The Queens, New York, native first came to Saint Rose as a transfer student from the Fashion Institute of Technology in New York City. A football player in high school, Pat was an all-around athlete, adding baseball and basketball to his roster of activities. His basketball prowess really shined in his two years playing for legendary coach Brian Beaury. Known for his fierce rebounding as well as his graceful sportsmanship, Pat was a key member of the 1990-1991 Hall of Fame-inducted men’s basketball team and helped lead the 1991-1992 Golden Knights to their first Division II NCAA Tournament in 1992.
After graduating from Saint Rose, Pat embarked on a career in college athletics, serving as an assistant coach for men’s and women’s basketball programs at numerous colleges across the country.
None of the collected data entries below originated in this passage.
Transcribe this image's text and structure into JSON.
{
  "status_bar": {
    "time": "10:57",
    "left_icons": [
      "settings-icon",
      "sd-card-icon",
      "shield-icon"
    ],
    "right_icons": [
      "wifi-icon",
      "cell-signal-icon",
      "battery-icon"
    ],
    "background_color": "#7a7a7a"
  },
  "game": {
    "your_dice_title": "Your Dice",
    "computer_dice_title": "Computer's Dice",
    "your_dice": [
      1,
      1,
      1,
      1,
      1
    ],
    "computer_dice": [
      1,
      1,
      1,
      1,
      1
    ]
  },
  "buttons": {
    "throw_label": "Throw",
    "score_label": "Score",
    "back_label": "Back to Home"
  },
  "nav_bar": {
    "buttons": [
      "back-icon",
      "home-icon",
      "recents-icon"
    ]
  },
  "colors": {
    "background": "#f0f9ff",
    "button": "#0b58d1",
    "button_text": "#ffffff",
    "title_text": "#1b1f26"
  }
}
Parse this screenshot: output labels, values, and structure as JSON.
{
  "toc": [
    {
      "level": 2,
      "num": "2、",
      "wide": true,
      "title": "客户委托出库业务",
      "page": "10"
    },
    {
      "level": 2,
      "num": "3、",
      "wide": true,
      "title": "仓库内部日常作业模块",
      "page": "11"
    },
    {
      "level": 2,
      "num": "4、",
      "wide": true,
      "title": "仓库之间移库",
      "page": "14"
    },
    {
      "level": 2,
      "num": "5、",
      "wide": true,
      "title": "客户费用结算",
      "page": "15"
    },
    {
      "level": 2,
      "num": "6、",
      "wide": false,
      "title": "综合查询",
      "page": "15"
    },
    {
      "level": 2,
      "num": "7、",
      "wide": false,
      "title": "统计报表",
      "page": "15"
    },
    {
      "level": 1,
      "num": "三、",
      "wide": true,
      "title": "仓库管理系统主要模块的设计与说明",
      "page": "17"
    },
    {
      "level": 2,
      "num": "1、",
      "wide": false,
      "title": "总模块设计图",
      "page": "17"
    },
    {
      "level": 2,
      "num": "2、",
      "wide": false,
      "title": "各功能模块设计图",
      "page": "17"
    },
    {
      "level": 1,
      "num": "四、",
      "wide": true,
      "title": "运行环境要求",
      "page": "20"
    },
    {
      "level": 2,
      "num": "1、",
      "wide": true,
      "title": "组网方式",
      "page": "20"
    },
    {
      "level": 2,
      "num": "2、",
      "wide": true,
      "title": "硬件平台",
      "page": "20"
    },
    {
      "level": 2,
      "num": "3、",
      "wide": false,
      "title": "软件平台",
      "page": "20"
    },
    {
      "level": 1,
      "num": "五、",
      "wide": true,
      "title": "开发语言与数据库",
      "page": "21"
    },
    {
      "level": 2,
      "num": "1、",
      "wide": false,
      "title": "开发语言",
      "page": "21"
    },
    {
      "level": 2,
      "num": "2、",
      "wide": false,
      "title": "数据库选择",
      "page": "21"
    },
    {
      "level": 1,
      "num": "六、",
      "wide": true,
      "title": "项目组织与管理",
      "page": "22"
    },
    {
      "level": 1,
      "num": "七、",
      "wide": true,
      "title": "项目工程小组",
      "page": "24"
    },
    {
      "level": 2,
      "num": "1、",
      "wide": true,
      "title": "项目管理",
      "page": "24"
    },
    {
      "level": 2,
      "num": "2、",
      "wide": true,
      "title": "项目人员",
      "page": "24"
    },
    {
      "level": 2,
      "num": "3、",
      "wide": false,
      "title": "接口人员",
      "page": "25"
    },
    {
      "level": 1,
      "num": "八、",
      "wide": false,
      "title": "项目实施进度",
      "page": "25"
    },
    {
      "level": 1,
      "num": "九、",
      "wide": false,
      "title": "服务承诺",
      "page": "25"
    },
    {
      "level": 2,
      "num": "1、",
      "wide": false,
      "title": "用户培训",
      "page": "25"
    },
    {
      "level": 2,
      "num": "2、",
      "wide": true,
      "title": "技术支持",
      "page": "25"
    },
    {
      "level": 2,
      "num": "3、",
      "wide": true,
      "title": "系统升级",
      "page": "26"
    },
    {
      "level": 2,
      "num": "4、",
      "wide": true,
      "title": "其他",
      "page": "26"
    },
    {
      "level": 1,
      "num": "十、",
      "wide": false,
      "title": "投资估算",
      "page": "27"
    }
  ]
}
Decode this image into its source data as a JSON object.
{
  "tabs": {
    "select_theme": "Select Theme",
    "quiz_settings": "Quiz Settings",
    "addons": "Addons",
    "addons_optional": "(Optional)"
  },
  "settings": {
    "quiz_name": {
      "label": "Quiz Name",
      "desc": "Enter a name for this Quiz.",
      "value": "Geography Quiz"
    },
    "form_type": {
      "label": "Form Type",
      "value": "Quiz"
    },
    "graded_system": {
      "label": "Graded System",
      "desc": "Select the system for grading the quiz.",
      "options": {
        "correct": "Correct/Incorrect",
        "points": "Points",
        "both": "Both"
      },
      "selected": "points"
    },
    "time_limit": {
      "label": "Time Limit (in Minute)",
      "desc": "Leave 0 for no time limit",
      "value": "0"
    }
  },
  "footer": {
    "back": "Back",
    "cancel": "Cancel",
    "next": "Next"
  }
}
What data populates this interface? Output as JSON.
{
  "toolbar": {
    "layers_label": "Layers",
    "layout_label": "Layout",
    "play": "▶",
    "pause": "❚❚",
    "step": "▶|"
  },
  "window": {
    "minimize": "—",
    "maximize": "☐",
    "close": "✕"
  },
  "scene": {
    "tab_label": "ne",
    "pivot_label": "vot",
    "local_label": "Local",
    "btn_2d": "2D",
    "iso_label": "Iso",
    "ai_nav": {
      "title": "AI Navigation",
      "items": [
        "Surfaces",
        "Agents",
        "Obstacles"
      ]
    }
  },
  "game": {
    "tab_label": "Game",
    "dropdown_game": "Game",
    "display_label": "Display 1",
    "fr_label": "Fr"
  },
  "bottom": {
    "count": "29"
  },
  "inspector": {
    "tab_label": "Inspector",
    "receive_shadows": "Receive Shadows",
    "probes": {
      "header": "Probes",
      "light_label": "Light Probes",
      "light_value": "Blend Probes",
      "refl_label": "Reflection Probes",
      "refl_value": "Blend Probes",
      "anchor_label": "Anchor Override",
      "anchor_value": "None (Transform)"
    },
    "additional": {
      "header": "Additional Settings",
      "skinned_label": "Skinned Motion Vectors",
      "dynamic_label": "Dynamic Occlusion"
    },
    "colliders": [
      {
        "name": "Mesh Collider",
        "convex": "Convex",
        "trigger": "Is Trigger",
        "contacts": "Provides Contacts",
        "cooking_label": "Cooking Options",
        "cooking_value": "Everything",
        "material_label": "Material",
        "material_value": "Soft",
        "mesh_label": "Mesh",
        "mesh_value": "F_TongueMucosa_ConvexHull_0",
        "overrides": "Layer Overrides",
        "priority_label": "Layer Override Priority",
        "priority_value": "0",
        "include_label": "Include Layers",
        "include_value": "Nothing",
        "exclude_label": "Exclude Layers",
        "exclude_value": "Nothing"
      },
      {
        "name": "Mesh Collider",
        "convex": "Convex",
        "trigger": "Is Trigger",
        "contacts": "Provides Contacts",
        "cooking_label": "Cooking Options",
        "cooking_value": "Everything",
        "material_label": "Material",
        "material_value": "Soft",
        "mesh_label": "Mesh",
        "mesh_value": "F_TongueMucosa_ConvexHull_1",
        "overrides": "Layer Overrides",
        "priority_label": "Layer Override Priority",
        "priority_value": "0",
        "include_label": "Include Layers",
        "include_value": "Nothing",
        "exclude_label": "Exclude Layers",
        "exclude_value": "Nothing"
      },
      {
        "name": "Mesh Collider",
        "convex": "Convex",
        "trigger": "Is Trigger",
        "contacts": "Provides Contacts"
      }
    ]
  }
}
He returned to Saint Rose in 2016 as assistant director of undergraduate admissions, departing in 2018 to blaze two new trails: becoming the first-ever head men’s basketball coach and first-ever athletic director at Bryant & Stratton College in Albany.
Pat Filien ’93 receiving his Saint Rose degree (Photo courtesy of Tiffani Filien)
“This was something I’ve had to create. You name it, I’m doing it,” Filien told the Times Union in 2019. “This time last year, we didn’t even have a recruit. I didn’t even have a basketball.” During his tenure at Bryant & Stratton, Filien transformed the small college’s athletic landscape, directing the men’s basketball team to not only a winning season its first year in existence but earning a berth in the USCAA’s post-season tournament. As athletic director, he oversaw the creation of the school’s baseball, women’s basketball, and men’s and women’s soccer teams.
Pat is survived by his wife Tiffani (Adams) Filien ’95, children Marcus and Lauren, and parents and siblings. Knowing the breadth and depth of Pat’s affection for Saint Rose, Tiffani said, “No matter where he was or what he was doing, he could find a way to bring Saint Rose into the conversation. His time there was truly life-altering and life-defining, and I know that he cherished every day.”
His untimely passing was widely mourned throughout the Capital Region, but perhaps nowhere more poignantly than at his alma mater, Saint Rose.